What's more, there are fruits and other foods that aren't harmful at all to humans but will kill other animals, even other mammals, and even some which are harmless to some humans but lethal to others. Not all of them are even dangerous to the creatures they're dangerous to as a defense mechanism, a lot of it is just random traits appearing in the billions of species that have spawned and developed over the eons.
Anyway this is a tangent. There is a lot to mine in the realm of substances that effect humans strongly that might not do so for dwarves, and perhaps stuff that goes the other way.

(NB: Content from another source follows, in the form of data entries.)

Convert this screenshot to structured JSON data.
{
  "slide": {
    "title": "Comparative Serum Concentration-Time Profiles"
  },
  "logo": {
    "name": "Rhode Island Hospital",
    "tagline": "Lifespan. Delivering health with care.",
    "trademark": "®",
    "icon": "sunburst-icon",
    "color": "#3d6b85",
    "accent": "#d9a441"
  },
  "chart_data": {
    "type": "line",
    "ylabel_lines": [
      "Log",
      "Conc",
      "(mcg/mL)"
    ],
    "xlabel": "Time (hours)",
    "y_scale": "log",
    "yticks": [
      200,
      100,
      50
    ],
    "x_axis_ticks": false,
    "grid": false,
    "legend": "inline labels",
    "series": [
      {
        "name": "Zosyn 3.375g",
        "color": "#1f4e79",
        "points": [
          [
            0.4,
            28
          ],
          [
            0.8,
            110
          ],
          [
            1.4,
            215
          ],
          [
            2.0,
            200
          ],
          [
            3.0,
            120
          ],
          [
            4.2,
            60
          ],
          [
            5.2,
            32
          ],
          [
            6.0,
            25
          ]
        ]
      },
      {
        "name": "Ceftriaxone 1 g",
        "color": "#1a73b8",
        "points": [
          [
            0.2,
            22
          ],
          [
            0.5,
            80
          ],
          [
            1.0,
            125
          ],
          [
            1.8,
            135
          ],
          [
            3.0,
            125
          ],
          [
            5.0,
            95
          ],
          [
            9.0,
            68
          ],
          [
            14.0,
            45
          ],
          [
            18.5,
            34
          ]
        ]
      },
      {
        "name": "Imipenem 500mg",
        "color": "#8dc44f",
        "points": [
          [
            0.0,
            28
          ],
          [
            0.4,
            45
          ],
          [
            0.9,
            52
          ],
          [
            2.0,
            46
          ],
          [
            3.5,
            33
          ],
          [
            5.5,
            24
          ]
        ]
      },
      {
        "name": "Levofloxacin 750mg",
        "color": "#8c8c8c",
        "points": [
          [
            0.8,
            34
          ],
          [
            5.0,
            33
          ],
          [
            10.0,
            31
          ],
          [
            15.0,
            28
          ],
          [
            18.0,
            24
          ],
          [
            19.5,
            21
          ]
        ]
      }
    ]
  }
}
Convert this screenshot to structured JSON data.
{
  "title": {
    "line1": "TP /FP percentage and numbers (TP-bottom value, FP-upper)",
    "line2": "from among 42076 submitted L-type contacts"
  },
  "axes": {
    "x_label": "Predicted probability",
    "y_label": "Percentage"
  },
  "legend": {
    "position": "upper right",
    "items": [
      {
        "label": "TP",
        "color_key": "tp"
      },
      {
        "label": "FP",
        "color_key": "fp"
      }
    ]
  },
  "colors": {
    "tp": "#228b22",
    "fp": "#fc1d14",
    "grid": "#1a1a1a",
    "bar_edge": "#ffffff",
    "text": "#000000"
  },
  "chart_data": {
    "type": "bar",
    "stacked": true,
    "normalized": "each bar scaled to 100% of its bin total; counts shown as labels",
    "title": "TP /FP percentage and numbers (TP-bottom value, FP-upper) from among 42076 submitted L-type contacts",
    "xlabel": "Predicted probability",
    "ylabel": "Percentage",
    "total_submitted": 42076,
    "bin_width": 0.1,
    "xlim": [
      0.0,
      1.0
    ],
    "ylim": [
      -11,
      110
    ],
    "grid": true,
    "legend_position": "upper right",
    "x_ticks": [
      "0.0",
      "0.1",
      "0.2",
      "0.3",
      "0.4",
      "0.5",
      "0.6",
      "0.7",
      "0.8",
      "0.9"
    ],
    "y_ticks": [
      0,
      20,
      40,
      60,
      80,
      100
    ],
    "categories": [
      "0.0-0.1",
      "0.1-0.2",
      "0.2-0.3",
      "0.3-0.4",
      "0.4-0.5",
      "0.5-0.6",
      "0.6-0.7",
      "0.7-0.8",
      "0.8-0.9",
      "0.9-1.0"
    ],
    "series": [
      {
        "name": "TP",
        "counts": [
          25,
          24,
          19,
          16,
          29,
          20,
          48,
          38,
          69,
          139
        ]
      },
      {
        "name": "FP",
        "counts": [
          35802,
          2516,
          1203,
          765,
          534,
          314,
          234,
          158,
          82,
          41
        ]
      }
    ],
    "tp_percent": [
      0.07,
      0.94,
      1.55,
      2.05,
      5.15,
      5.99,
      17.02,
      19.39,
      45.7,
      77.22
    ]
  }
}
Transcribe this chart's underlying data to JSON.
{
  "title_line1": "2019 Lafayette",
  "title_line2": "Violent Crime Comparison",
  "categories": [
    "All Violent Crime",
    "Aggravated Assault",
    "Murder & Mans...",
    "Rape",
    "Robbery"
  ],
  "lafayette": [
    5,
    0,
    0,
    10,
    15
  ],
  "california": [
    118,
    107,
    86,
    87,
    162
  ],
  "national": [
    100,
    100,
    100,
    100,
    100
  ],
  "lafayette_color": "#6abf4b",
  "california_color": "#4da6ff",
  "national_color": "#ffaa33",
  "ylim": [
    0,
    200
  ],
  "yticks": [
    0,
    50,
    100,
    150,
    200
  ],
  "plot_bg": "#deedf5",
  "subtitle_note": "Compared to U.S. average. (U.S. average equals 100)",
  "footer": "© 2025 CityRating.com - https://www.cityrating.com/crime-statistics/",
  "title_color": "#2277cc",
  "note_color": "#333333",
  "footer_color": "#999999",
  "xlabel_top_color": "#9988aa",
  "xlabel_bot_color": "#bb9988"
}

For instance, if dwarves digest and gain nutritional value from things like moss and lichen and perhaps even fiber, what does that mean in terms of how easy it is for a dwarf to overeat, and in terms of how much
energy they get from their food? When a dwarf drinks bear, are they
eating from a nutritional standpoint? If so, does that mean that they
really need to work those calories off in order to stay healthy, and have a natural instinctive imperitive to physically exert themselves that takes rather a lot of work from a human perspective to get out of their system?
Just how many hours a week does a wealthy dwarf spend in the gym? Just how good at marathons are dwarves? Would it be appropriate to give them some sort of benefit against exhaustion or when spending hit dice? That could help keep them vigorous and tough in spite of +2 con becoming optional.